23 MAGGIO 2012: non sono 20, ma 30. Perché da tanto dura questa lunga stagione di uomini e donne lasciate sole di fronte alle mafie. Nudi al cospetto di un'Italia che ieri come oggi predilige le convenienze. Una stagione che non comincia con Capaci nel 1992, ma con Pio La Torre nell'aprile del 1982 per proseguire con il generale Carlo Alberto Dalla Chiesa ammazzato, anche lui con la moglie come Falcone, cinque mesi dopo.
I dieci anni che seguirono segnarono una timida vittoria contro "cosa nostra" con il maxi processo di Falcone. Ma era una vittoria di Pirro. Perché conclusa ai danni del solo braccio armato della mafia e perché incapace di scalfire la melma delle connivenze e delle connivenze. E fu sempre la solitudine a trasformare il "morti che camminano" Giovanni Falcone e Paolo Borsellino nel 1992.

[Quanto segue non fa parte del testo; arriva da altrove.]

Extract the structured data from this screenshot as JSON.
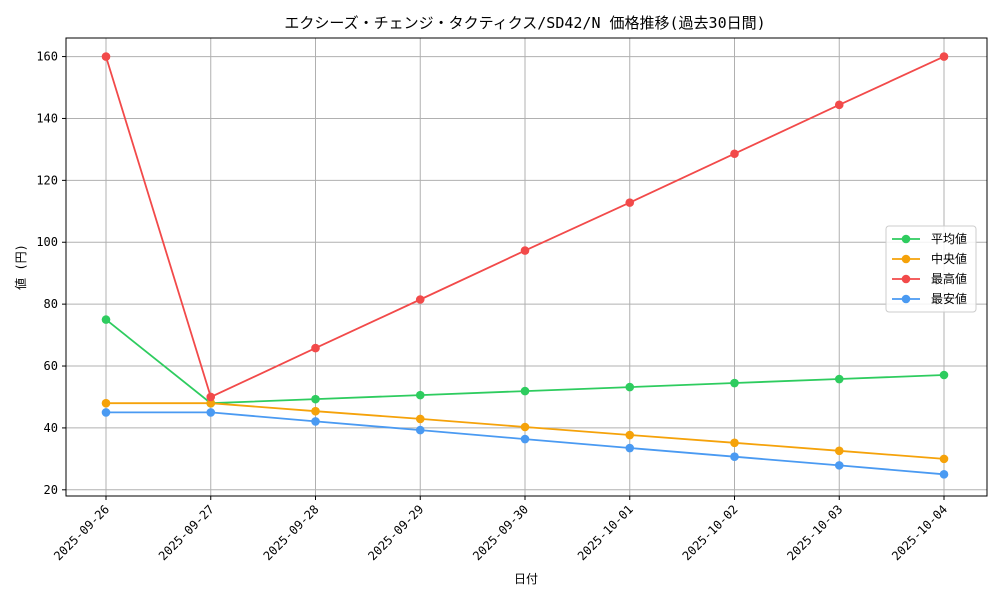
{
  "chart_data": {
    "type": "line",
    "title": "エクシーズ・チェンジ・タクティクス/SD42/N 価格推移(過去30日間)",
    "xlabel": "日付",
    "ylabel": "値 (円)",
    "categories": [
      "2025-09-26",
      "2025-09-27",
      "2025-09-28",
      "2025-09-29",
      "2025-09-30",
      "2025-10-01",
      "2025-10-02",
      "2025-10-03",
      "2025-10-04"
    ],
    "ylim": [
      18,
      166
    ],
    "yticks": [
      20,
      40,
      60,
      80,
      100,
      120,
      140,
      160
    ],
    "grid": true,
    "legend_position": "center-right",
    "series": [
      {
        "name": "平均値",
        "color": "#2ecc5f",
        "values": [
          75,
          48,
          49.3,
          50.6,
          51.9,
          53.2,
          54.5,
          55.8,
          57.1
        ]
      },
      {
        "name": "中央値",
        "color": "#f5a20a",
        "values": [
          48,
          48,
          45.4,
          42.9,
          40.3,
          37.7,
          35.2,
          32.6,
          30
        ]
      },
      {
        "name": "最高値",
        "color": "#f24a4a",
        "values": [
          160,
          50,
          65.8,
          81.5,
          97.3,
          112.8,
          128.6,
          144.4,
          160
        ]
      },
      {
        "name": "最安値",
        "color": "#4a9af2",
        "values": [
          45,
          45,
          42.1,
          39.3,
          36.4,
          33.5,
          30.7,
          27.9,
          25
        ]
      }
    ]
  }
}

Uomini e donne che facevano paura a "menti raffinatissime". Su quelle entità grige ancora ci interroghiamo. Diceva bene, ed è triste, Isabella Bossi Fedrigotti nel suo articolo dedicato a Francesca Morvillo Falcone, moglie di Giovanni, a poche ore dalla strage di Capaci: "Morendo col marito, le è stata risparmiata la rabbia di non vedere mai puniti i colpevoli".
E questo resta, trent'anni dopo, di una storia di Eroi abbandonati dal Paese che servivano: la spaventosa sensazione che la verità non verrà mai svelata. Una verità che possiamo immaginare e che si sviluppa attraverso i compromessi tra una politica accomodante e una mafia che, senza scrupoli, persegue i suoi obiettivi. Questo lo possiamo immaginare, certo. Ma ciò che non riusciamo ancora oggi a capire è chi dei due interpreta il ruolo del mandante e chi del complice. Possiamo solo constatare che le vittime siamo tutti noi.
Trent'anni dopo questa oscura storia di solitudine, l'Italia ha bisogno di più impegno, più spina dorsale. Ma è difficile trovare le forze quando le sicurezze economiche vengono meno, quando le nostre sicurezze vengono quotidianamente minate dall'instabilità. E' difficile, ma è necessario. Perché il passo che intercorre tra l'essere vittime e l'essere complici è troppo breve. Perché la dignità è ciò che ci rende liberi.